A nurse cares for a middle-aged female client with diabetes mellitus who is being treated for the third episode of acute pyelonephritis in the past year. The client asks, 'What can I do to help prevent these infections?' How should the nurse respond?
- A. Test your urine daily for the presence of ketone bodies and proteins.
- B. Use tampons rather than sanitary napkins during your menstrual period.
- C. Drink more water and empty your bladder more frequently during the day.
- D. Keep your hemoglobin A1C under 9% by keeping your blood sugar controlled.
Correct Answer: C
Rationale: Increasing fluid intake (especially water) and frequent voiding help flush bacteria from the urinary tract, reducing the risk of pyelonephritis. Chronically elevated blood glucose in diabetes can promote bacterial growth, but frequent voiding is the most direct preventive measure. Testing urine for ketones/proteins, using tampons, or controlling hemoglobin A1C are not as directly related to preventing urinary tract infections.
A nurse teaches a client who is recovering from a nephrectomy secondary to kidney trauma. Which statement should the nurse include in this client's teaching?
- A. Since you only have one kidney, a salt and fluid restriction is required.
- B. Your therapy will include hemodialysis while you recover.
- C. Medications will be prescribed to control your high blood pressure.

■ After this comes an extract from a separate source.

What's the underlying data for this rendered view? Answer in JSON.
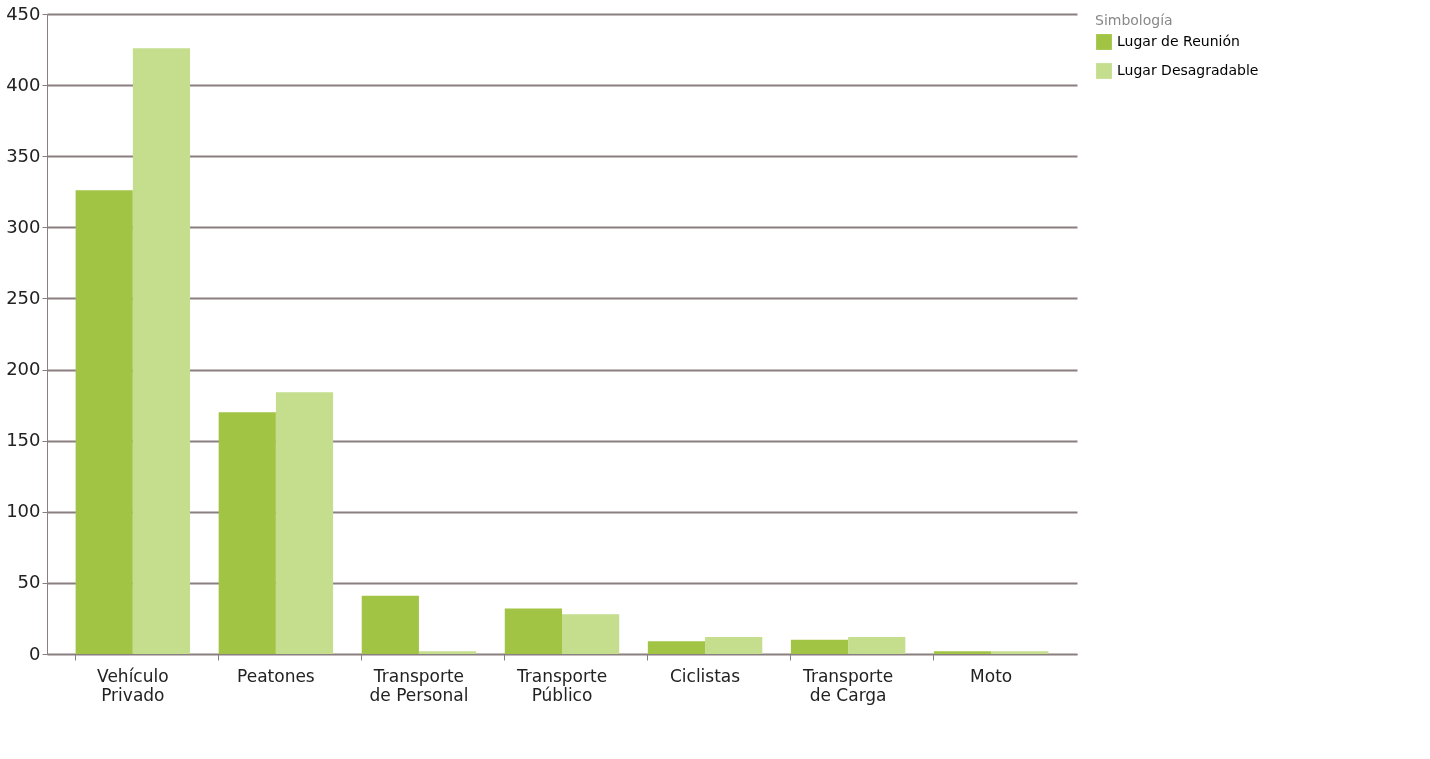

- D. You need to avoid participating in contact sports like football.
Correct Answer: D
Rationale: Clients with one kidney should avoid contact sports to prevent injury to the remaining kidney. Salt and fluid restriction, dialysis, or new hypertension medications are not typically required post-nephrectomy unless other complications arise.
A nurse provides health screening for a community health center with a large population of African American clients. Which priority assessment should the nurse include when working with this population?

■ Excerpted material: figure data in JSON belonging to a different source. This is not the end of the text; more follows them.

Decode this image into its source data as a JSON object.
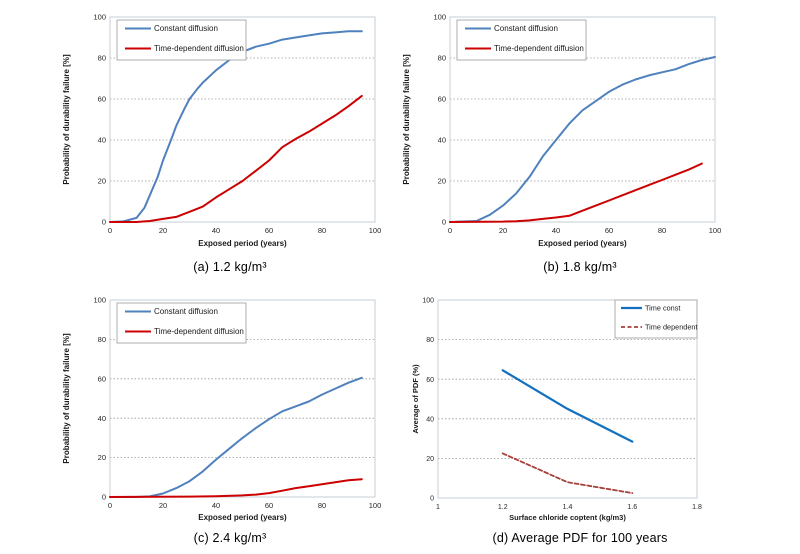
{
  "styles": {
    "background": "#ffffff",
    "axis_border": "#c6cfd8",
    "gridline": "#999999",
    "legend_border": "#a6a6a6",
    "text": "#262626"
  },
  "chart_data": [
    {
      "id": "chart-a",
      "type": "line",
      "caption": "(a) 1.2 kg/m³",
      "xlabel": "Exposed period (years)",
      "ylabel": "Probability of durability failure [%]",
      "xlim": [
        0,
        100
      ],
      "ylim": [
        0,
        100
      ],
      "xticks": [
        0,
        20,
        40,
        60,
        80,
        100
      ],
      "yticks": [
        0,
        20,
        40,
        60,
        80,
        100
      ],
      "grid": "horizontal-dotted",
      "legend_position": "top-left",
      "series": [
        {
          "name": "Constant diffusion",
          "color": "#4f81bd",
          "dash": null,
          "width": 2,
          "points": [
            [
              0,
              0
            ],
            [
              5,
              0.3
            ],
            [
              10,
              2
            ],
            [
              13,
              7
            ],
            [
              15,
              13
            ],
            [
              18,
              22
            ],
            [
              20,
              30
            ],
            [
              23,
              40
            ],
            [
              25,
              47
            ],
            [
              28,
              55
            ],
            [
              30,
              60
            ],
            [
              33,
              65
            ],
            [
              35,
              68
            ],
            [
              40,
              74
            ],
            [
              45,
              79
            ],
            [
              50,
              83
            ],
            [
              55,
              85.5
            ],
            [
              60,
              87
            ],
            [
              65,
              89
            ],
            [
              70,
              90
            ],
            [
              75,
              91
            ],
            [
              80,
              92
            ],
            [
              85,
              92.5
            ],
            [
              90,
              93
            ],
            [
              95,
              93
            ]
          ]
        },
        {
          "name": "Time-dependent diffusion",
          "color": "#cc0000",
          "dash": null,
          "width": 2,
          "points": [
            [
              0,
              0
            ],
            [
              10,
              0
            ],
            [
              15,
              0.5
            ],
            [
              20,
              1.5
            ],
            [
              25,
              2.5
            ],
            [
              30,
              5
            ],
            [
              35,
              7.5
            ],
            [
              40,
              12
            ],
            [
              45,
              16
            ],
            [
              50,
              20
            ],
            [
              55,
              25
            ],
            [
              60,
              30
            ],
            [
              65,
              36.5
            ],
            [
              70,
              40.5
            ],
            [
              75,
              44
            ],
            [
              80,
              48
            ],
            [
              85,
              52
            ],
            [
              90,
              56.5
            ],
            [
              95,
              61.5
            ]
          ]
        }
      ]
    },
    {
      "id": "chart-b",
      "type": "line",
      "caption": "(b) 1.8 kg/m³",
      "xlabel": "Exposed period (years)",
      "ylabel": "Probability of durability failure [%]",
      "xlim": [
        0,
        100
      ],
      "ylim": [
        0,
        100
      ],
      "xticks": [
        0,
        20,
        40,
        60,
        80,
        100
      ],
      "yticks": [
        0,
        20,
        40,
        60,
        80,
        100
      ],
      "grid": "horizontal-dotted",
      "legend_position": "top-left",
      "series": [
        {
          "name": "Constant diffusion",
          "color": "#4f81bd",
          "dash": null,
          "width": 2,
          "points": [
            [
              0,
              0
            ],
            [
              10,
              0.5
            ],
            [
              15,
              3.5
            ],
            [
              20,
              8
            ],
            [
              25,
              14
            ],
            [
              30,
              22
            ],
            [
              35,
              32
            ],
            [
              40,
              40
            ],
            [
              45,
              48
            ],
            [
              50,
              54.5
            ],
            [
              55,
              59
            ],
            [
              60,
              63.5
            ],
            [
              65,
              67
            ],
            [
              70,
              69.5
            ],
            [
              75,
              71.5
            ],
            [
              80,
              73
            ],
            [
              85,
              74.5
            ],
            [
              90,
              77
            ],
            [
              95,
              79
            ],
            [
              100,
              80.5
            ]
          ]
        },
        {
          "name": "Time-dependent diffusion",
          "color": "#cc0000",
          "dash": null,
          "width": 2,
          "points": [
            [
              0,
              0
            ],
            [
              20,
              0.2
            ],
            [
              25,
              0.4
            ],
            [
              30,
              0.8
            ],
            [
              35,
              1.5
            ],
            [
              40,
              2.2
            ],
            [
              45,
              3
            ],
            [
              50,
              5.5
            ],
            [
              55,
              8
            ],
            [
              60,
              10.5
            ],
            [
              65,
              13
            ],
            [
              70,
              15.5
            ],
            [
              75,
              18
            ],
            [
              80,
              20.5
            ],
            [
              85,
              23
            ],
            [
              90,
              25.5
            ],
            [
              95,
              28.5
            ]
          ]
        }
      ]
    },
    {
      "id": "chart-c",
      "type": "line",
      "caption": "(c) 2.4 kg/m³",
      "xlabel": "Exposed period (years)",
      "ylabel": "Probability of durability failure [%]",
      "xlim": [
        0,
        100
      ],
      "ylim": [
        0,
        100
      ],
      "xticks": [
        0,
        20,
        40,
        60,
        80,
        100
      ],
      "yticks": [
        0,
        20,
        40,
        60,
        80,
        100
      ],
      "grid": "horizontal-dotted",
      "legend_position": "top-left",
      "series": [
        {
          "name": "Constant diffusion",
          "color": "#4f81bd",
          "dash": null,
          "width": 2,
          "points": [
            [
              0,
              0
            ],
            [
              10,
              0
            ],
            [
              15,
              0.3
            ],
            [
              20,
              1.8
            ],
            [
              25,
              4.5
            ],
            [
              30,
              8
            ],
            [
              35,
              13
            ],
            [
              40,
              19
            ],
            [
              45,
              24.5
            ],
            [
              50,
              30
            ],
            [
              55,
              35
            ],
            [
              60,
              39.5
            ],
            [
              65,
              43.5
            ],
            [
              70,
              46
            ],
            [
              75,
              48.5
            ],
            [
              80,
              52
            ],
            [
              85,
              55
            ],
            [
              90,
              58
            ],
            [
              95,
              60.5
            ]
          ]
        },
        {
          "name": "Time-dependent diffusion",
          "color": "#cc0000",
          "dash": null,
          "width": 2,
          "points": [
            [
              0,
              0
            ],
            [
              30,
              0.2
            ],
            [
              40,
              0.4
            ],
            [
              50,
              0.8
            ],
            [
              55,
              1.2
            ],
            [
              60,
              2
            ],
            [
              65,
              3.2
            ],
            [
              70,
              4.5
            ],
            [
              75,
              5.5
            ],
            [
              80,
              6.5
            ],
            [
              85,
              7.5
            ],
            [
              90,
              8.5
            ],
            [
              95,
              9
            ]
          ]
        }
      ]
    },
    {
      "id": "chart-d",
      "type": "line",
      "caption": "(d) Average PDF for 100 years",
      "xlabel": "Surface chloride coptent (kg/m3)",
      "ylabel": "Average of PDF (%)",
      "xlim": [
        1,
        1.8
      ],
      "ylim": [
        0,
        100
      ],
      "xticks": [
        1,
        1.2,
        1.4,
        1.6,
        1.8
      ],
      "yticks": [
        0,
        20,
        40,
        60,
        80,
        100
      ],
      "grid": "horizontal-dotted",
      "legend_position": "top-right",
      "series": [
        {
          "name": "Time const",
          "color": "#1170c0",
          "dash": null,
          "width": 2.2,
          "points": [
            [
              1.2,
              64.5
            ],
            [
              1.4,
              45
            ],
            [
              1.6,
              28.5
            ]
          ]
        },
        {
          "name": "Time dependent",
          "color": "#a5403a",
          "dash": "4,2.5",
          "width": 1.8,
          "points": [
            [
              1.2,
              22.5
            ],
            [
              1.4,
              8
            ],
            [
              1.6,
              2.5
            ]
          ]
        }
      ]
    }
  ]
}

- A. Measure height and weight.
- B. Assess blood pressure.
- C. Measure blood pressure and pulse.
- D. Ask about medications.
Correct Answer: B
Rationale: African Americans have a high prevalence of hypertension, which is a leading cause of end-stage renal disease. Assessing blood pressure is a priority to monitor and manage this risk. While other assessments are important, blood pressure screening is critical for this population.

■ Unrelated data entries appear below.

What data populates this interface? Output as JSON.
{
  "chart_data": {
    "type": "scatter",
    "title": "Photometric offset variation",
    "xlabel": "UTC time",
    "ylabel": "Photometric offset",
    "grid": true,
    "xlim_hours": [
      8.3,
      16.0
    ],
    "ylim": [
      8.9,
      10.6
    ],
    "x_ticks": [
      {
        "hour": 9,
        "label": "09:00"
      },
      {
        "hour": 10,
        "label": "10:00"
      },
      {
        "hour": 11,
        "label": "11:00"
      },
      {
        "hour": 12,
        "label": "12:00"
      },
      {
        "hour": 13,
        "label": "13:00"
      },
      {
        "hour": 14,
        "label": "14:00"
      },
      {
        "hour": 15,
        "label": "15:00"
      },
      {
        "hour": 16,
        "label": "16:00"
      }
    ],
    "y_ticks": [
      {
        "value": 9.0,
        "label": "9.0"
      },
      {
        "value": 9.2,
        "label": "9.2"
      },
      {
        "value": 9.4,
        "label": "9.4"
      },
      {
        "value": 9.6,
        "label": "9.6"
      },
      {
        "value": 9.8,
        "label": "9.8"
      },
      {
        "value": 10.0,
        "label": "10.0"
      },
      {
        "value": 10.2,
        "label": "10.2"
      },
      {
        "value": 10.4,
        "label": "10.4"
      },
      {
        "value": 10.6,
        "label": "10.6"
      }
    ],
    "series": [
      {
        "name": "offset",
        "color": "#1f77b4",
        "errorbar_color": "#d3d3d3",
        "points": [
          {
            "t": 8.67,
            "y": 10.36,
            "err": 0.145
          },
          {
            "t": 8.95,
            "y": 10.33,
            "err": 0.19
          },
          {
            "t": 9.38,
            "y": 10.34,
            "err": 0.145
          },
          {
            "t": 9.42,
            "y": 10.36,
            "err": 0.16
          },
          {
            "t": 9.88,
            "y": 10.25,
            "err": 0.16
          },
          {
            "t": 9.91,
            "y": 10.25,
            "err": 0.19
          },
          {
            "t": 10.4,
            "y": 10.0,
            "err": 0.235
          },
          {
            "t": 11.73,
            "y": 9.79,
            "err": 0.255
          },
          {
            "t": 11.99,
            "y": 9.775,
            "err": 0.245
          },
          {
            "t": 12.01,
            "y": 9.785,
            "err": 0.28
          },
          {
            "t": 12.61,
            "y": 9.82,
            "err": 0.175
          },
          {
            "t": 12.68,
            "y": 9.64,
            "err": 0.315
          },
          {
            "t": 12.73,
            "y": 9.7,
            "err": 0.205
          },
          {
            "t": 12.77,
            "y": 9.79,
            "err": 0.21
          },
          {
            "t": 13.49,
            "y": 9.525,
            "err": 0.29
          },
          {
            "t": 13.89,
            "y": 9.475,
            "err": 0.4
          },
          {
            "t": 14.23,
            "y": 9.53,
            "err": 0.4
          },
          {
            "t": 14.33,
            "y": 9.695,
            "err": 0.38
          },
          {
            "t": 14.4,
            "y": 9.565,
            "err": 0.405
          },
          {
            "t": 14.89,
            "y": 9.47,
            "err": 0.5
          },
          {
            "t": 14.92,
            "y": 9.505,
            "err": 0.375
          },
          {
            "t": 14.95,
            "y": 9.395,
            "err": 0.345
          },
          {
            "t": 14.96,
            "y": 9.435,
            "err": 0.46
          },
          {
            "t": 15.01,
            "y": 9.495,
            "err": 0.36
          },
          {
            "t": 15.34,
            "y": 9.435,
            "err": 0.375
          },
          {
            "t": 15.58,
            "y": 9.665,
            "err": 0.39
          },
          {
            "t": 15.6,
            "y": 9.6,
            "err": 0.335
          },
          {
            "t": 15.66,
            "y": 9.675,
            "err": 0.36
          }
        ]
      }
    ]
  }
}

A nurse cares for a client with a nephrostomy tube and notes that the drainage has decreased. Which action should the nurse take first?
- A. Document the finding in the client's record.
- B. Evaluate the tube as working in the hand-off report.
- C. Clamp the tube in preparation for removing it.
- D. Assess the client's abdomen and vital signs.
Correct Answer: D
Rationale: Decreased drainage from a nephrostomy tube may indicate obstruction, necessitating immediate assessment of the client's abdomen for pain or distention and vital signs to detect complications like infection or obstruction. This information should be reported to the provider. Documenting, evaluating in hand-off, or clamping the tube are not appropriate initial actions.